Eldo, kenapa kamu baik sekali sama aku? Aku menyeka air mataku. Aku tak ingin tampak lemah di hadapan Eldo. “Makasih, Do. Kamu baik banget sama aku.”
Eldo tersenyum menatapku. Aku beranjak meninggalkannya dan berlari untuk meraih orang yang ku sayangi itu.
“Kak, Dhea gak pernah ngelupain kakak. Dhea selalu sayang sama kakak... perasaan ini gak bakal pernah pudar,” ujarku mengakui semua di hadapan kak Frans.
“Dhea, kakak juga sayang sama Dhea. Kali ini kakak gak bakal bikin Dhea nangis lagi,” janjinya sambil mendekapku.
Padi mulai menembangkan lagu ‘SIAPA GERANGAN DIRINYA’ seakan tahu perasaan kami saat ini. Perasaan yang penuh cinta.

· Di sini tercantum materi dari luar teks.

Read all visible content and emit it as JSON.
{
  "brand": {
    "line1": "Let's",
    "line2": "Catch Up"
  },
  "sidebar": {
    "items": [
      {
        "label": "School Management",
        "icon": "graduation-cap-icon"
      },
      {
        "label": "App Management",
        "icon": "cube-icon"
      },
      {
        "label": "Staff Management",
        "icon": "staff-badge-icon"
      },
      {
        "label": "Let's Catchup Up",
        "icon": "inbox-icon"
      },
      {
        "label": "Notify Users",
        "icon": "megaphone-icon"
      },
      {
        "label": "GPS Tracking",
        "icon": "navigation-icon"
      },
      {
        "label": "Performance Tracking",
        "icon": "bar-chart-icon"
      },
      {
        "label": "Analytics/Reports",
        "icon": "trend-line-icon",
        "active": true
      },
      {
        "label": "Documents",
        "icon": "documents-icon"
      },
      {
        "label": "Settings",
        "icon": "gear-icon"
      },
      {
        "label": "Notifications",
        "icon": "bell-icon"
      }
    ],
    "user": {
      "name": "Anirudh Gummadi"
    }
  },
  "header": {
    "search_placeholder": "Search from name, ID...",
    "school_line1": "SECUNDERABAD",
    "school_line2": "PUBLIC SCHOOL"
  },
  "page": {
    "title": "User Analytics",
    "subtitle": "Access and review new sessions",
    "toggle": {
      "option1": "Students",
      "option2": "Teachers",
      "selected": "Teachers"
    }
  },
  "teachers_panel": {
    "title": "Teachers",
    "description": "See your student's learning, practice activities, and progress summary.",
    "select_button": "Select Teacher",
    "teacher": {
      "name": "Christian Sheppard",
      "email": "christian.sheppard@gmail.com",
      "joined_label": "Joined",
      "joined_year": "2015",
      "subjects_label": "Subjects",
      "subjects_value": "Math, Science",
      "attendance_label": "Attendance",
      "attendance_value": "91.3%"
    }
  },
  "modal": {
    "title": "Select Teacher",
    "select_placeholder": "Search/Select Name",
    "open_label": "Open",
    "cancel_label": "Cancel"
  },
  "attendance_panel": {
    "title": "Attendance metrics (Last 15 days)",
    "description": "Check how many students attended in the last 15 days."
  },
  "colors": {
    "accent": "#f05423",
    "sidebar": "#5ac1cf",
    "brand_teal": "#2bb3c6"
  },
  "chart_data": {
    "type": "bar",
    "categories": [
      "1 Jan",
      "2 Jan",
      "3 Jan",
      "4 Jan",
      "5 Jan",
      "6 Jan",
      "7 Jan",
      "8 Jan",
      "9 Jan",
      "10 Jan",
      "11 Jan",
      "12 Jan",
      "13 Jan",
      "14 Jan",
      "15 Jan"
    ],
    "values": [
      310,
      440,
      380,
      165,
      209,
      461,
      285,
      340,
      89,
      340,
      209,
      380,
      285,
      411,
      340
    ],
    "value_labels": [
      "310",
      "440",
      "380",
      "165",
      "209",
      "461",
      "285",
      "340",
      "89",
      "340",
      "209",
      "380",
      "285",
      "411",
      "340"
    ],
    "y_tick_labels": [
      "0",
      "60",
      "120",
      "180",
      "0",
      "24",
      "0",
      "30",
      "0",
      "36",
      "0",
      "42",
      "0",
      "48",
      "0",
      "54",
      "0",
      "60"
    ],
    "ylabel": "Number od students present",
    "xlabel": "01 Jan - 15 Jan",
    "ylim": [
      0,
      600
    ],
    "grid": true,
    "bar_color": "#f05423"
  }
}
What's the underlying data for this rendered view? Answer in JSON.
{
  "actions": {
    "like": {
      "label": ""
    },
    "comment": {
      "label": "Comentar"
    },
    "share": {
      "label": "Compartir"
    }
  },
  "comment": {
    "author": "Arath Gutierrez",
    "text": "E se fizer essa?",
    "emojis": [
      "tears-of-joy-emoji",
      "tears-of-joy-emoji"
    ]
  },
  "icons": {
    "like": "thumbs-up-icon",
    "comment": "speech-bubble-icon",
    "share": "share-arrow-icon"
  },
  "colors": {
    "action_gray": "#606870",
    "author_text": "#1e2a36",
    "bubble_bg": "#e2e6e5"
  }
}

“Aku baik sama kamu karena aku sangat sayang sama kamu Dhea,” bisik Eldo pad dirinya sendiri sambil terus menatap senyum Dhea. Senyum yang hanya dapat diciptakan oleh kehadiran Frans. “Jaga Dhea untukku Frans. Karena hanya ada kamu di hatinya.”
Eldo membalik badannya. Melangkah meninggalkan tempat di mana dia telah membuat keputusan terbaik dan terberat dalam hidupnya.
“Jadi orang baik itu ternyata gak mudah ya...” bisik Eldo pada dirinya sendiri.